Chiropractic in its highest sense is not about moving bones around but normalizing the input to the brain via the mechanoreceptors, the nerve pathways devoted to movement and the sense of where the body is in space. In chiropractic we use subtle stimulation of these nerve systems in the muscles, ligaments and most of all in the joints, to help the body heal. The greatest number of these pathways exists in the center of the body, the spine. Therefore to be really healthy, the center of the body needs tremendous amounts of proper awareness and feedback.

When people are injured, the brain is often shocked and the body's sense of center is disturbed. For example, people will often keep a slight limp, even though their sprained ankle is completely better. Even though it doesn't need to, the body thinks its center has to shift away from the sprain. Paradoxically, this altered posture makes it easier to re-injure the ankle. How many people do you know that sprains the same ankle over and over? Chiropractic treatment re-educates the body so that its center is back at the center of the body.

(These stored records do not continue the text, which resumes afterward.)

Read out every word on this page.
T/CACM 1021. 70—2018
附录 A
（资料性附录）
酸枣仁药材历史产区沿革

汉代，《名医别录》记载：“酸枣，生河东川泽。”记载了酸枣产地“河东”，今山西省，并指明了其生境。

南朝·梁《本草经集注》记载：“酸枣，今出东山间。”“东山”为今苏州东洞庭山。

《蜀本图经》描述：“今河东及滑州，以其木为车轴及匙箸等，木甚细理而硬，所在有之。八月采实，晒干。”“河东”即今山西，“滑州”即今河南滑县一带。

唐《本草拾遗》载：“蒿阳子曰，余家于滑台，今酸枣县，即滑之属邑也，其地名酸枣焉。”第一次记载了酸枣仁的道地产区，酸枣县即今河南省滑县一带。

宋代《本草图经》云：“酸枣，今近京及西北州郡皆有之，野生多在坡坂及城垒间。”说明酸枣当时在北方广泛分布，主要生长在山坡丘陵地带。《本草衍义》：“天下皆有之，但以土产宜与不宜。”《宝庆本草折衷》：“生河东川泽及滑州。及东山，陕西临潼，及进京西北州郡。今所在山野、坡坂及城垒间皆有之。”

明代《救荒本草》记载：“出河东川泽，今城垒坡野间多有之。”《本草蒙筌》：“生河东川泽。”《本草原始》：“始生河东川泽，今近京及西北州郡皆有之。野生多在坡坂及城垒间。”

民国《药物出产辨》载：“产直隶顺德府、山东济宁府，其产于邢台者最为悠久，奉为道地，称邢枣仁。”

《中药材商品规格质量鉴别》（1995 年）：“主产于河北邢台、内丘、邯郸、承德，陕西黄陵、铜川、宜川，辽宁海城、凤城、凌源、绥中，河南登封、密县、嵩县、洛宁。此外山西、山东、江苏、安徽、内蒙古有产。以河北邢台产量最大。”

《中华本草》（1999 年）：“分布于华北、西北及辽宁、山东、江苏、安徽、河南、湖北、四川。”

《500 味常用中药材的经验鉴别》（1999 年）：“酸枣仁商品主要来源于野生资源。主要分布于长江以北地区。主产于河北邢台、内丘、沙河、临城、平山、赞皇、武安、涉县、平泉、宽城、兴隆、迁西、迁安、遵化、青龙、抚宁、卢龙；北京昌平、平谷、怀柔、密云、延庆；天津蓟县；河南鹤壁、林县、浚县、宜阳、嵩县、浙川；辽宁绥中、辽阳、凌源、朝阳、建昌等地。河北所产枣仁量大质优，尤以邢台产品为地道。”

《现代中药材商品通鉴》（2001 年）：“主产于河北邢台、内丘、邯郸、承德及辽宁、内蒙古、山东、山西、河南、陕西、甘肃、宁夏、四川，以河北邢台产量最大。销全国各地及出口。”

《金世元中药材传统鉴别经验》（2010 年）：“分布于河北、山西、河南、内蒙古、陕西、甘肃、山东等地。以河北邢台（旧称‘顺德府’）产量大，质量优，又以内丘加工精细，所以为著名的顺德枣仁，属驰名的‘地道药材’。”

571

The process of treatment in chiropractic was once vividly demonstrated to me by my teacher Dr. Takao Nakagawa D.C. Once a patient came in to the office who was a wheelchair-bound quadriplegic. He couldn't feel his body below his neck nor could he move anything but his mouth and face. Yet he was in great pain. He had excruciating lower back pain in a body he couldn't feel! He came to see Dr. Nakagawa and I was observing his treatments at that time. I was thinking to myself, "What could he possibly do to treat him?" Dr. Nakagawa went directly to a pressure point in his lower left leg and stimulated it with strong pressure for about a minute. Then he asked the patient about the pain. It was gone! Even though the patient could not consciously move or feel his body, his body had lost center and expressed that loss of center as a "phantom" pain. Dr. Nakagawa intuitively felt this and used the pressure point as a shortcut to correct his perception of center.

Chiropractic and aikido both help in this re-education process. In treatment by a chiropractor the process is more passive, with the patient receiving the stimulation performed by the chiropractor. In aikido it is more active with uke and nage both trying to maintain center in the interaction of aikido technique. But both test and correct the balancing systems of the body. Both strive to improve the function of the body's center. To my way of thinking they are simply two ends of a continuum. When the body is injured or weakened, passive treatment is more helpful, when a person is strong and healthy and pain-free aikido is more suited. In many cases, they work together, enhancing each other so that the development of center can be maximized.